Intel 82599, X520, X540, X550, and E610 10 Gigabit Ethernet adapters
A widely deployed family of Intel 10 Gigabit Ethernet PCI Express server and workstation network adapters, spanning the original 82598 and 82599 controllers from the late 2000s through the X520, X540, X550, X552, and X553 lines and the current E610 generation. They are standard fare in enterprise servers, storage networks, and virtualization hosts.
recommendation
It should stay in the kernel because Intel still sells new 10GbE adapters that depend on it (the X550 and the recently introduced E610 families), the installed base across enterprise servers and data centers is enormous, and upstream development is actively ongoing in 2025 with new feature work like 10G-BX support landing alongside routine fixes. There is no replacement driver for these PCI IDs; Intel's newer ice driver targets different chips rather than superseding ixgbe.
repository signals
sources
- docs.kernel.org
Upstream kernel documentation says ixgbe covers Intel 82598, 82599, X520, X540, X550, X552, and X553 10GbE controllers.
- intel.com
Intel's current ixgbe download page lists supported controllers including 82598, 82599, X520, X540, X550, X552, X553, and E610, indicating ongoing vendor support.
- intel.com
Intel ARK shows E610 10GbE adapters as a current product family, so ixgbe-backed hardware was still sold new in 2025.
- intel.com
Intel product page for X550 adapters shows another ixgbe-backed family still marketed as current product.
- cateee.net
LKDDb shows CONFIG_IXGBE continuing through current kernel series and maps it to PCI devices handled by ixgbe.
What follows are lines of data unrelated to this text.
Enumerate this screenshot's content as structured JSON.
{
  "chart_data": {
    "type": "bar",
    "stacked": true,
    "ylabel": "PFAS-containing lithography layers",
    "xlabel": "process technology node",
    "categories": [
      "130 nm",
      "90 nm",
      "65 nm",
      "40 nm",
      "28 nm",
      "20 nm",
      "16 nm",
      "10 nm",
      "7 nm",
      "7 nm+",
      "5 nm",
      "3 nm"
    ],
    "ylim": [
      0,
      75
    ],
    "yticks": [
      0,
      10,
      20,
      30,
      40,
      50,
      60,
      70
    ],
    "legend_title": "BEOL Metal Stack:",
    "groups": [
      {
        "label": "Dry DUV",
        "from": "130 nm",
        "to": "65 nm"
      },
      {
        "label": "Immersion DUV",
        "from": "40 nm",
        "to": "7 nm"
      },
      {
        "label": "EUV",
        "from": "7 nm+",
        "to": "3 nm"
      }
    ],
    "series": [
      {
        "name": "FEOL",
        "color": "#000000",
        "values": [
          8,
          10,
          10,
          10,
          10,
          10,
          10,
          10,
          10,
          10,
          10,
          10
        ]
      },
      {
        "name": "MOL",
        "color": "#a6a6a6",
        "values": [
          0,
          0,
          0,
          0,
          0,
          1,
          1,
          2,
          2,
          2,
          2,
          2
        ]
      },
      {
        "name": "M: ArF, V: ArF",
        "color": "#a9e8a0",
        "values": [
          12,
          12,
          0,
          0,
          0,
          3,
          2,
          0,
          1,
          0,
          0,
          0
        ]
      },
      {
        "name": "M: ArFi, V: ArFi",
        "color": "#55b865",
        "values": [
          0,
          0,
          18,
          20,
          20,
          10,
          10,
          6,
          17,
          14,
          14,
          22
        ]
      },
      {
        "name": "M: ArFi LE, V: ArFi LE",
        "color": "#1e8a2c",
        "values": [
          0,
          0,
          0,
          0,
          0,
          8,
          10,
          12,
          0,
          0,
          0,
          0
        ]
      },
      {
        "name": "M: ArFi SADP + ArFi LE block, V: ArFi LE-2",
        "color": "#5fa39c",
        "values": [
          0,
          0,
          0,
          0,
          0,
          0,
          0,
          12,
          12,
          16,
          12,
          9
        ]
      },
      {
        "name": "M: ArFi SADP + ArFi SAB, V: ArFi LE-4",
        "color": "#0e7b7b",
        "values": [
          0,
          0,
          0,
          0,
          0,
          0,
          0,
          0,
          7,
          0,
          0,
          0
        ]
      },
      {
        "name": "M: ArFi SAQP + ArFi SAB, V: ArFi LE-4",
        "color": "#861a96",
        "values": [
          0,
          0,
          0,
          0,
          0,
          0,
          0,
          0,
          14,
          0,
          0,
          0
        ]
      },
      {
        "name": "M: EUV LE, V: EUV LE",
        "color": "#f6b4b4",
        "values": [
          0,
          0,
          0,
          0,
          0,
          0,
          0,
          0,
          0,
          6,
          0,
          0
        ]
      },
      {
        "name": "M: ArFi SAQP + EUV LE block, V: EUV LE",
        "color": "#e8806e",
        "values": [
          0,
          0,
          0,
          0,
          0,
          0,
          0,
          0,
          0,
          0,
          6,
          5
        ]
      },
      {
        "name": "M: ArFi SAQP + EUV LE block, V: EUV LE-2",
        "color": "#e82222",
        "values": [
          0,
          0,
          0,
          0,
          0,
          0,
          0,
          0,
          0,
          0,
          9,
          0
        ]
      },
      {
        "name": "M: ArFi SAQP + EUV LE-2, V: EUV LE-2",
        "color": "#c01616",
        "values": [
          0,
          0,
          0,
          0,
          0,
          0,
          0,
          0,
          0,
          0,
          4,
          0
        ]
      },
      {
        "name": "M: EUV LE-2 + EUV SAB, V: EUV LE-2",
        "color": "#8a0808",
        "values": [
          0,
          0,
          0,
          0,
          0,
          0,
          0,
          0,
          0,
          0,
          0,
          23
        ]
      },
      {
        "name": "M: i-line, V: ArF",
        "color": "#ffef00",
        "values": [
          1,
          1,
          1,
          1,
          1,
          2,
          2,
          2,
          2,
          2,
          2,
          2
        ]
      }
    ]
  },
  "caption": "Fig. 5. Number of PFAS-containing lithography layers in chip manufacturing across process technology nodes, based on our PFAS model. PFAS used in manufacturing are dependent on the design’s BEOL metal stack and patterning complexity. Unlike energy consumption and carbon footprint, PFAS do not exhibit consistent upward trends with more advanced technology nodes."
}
codex reasoning notes (technical)
Local inspection via exec_command confirmed this is a real PCI net driver (`module_init`/`pci_register_driver` in `ixgbe_main.c`) and `drivers/net/ethernet/intel/Kconfig` names it as Intel 10GbE PCIe adapters support. Local `git -c safe.directory=... log --since=2025-01-01 -- drivers/net/ethernet/intel/ixgbe` showed active upstream maintenance through 2026-04-06, including functional fixes and new feature work (`ixgbe: Add 10G-BX support`), with no evidence of a removal trajectory. Web search produced the cited kernel docs, LKDDb, Intel download page, and Intel product pages. Deployment level is assessed as high from the combination of still-sold E610/X550 hardware, long-lived enterprise/server installed base, and continued active kernel/vendor maintenance. No natural replacement driver exists for the same PCI IDs; newer Intel drivers such as `ice` target different hardware families rather than replacing ixgbe devices.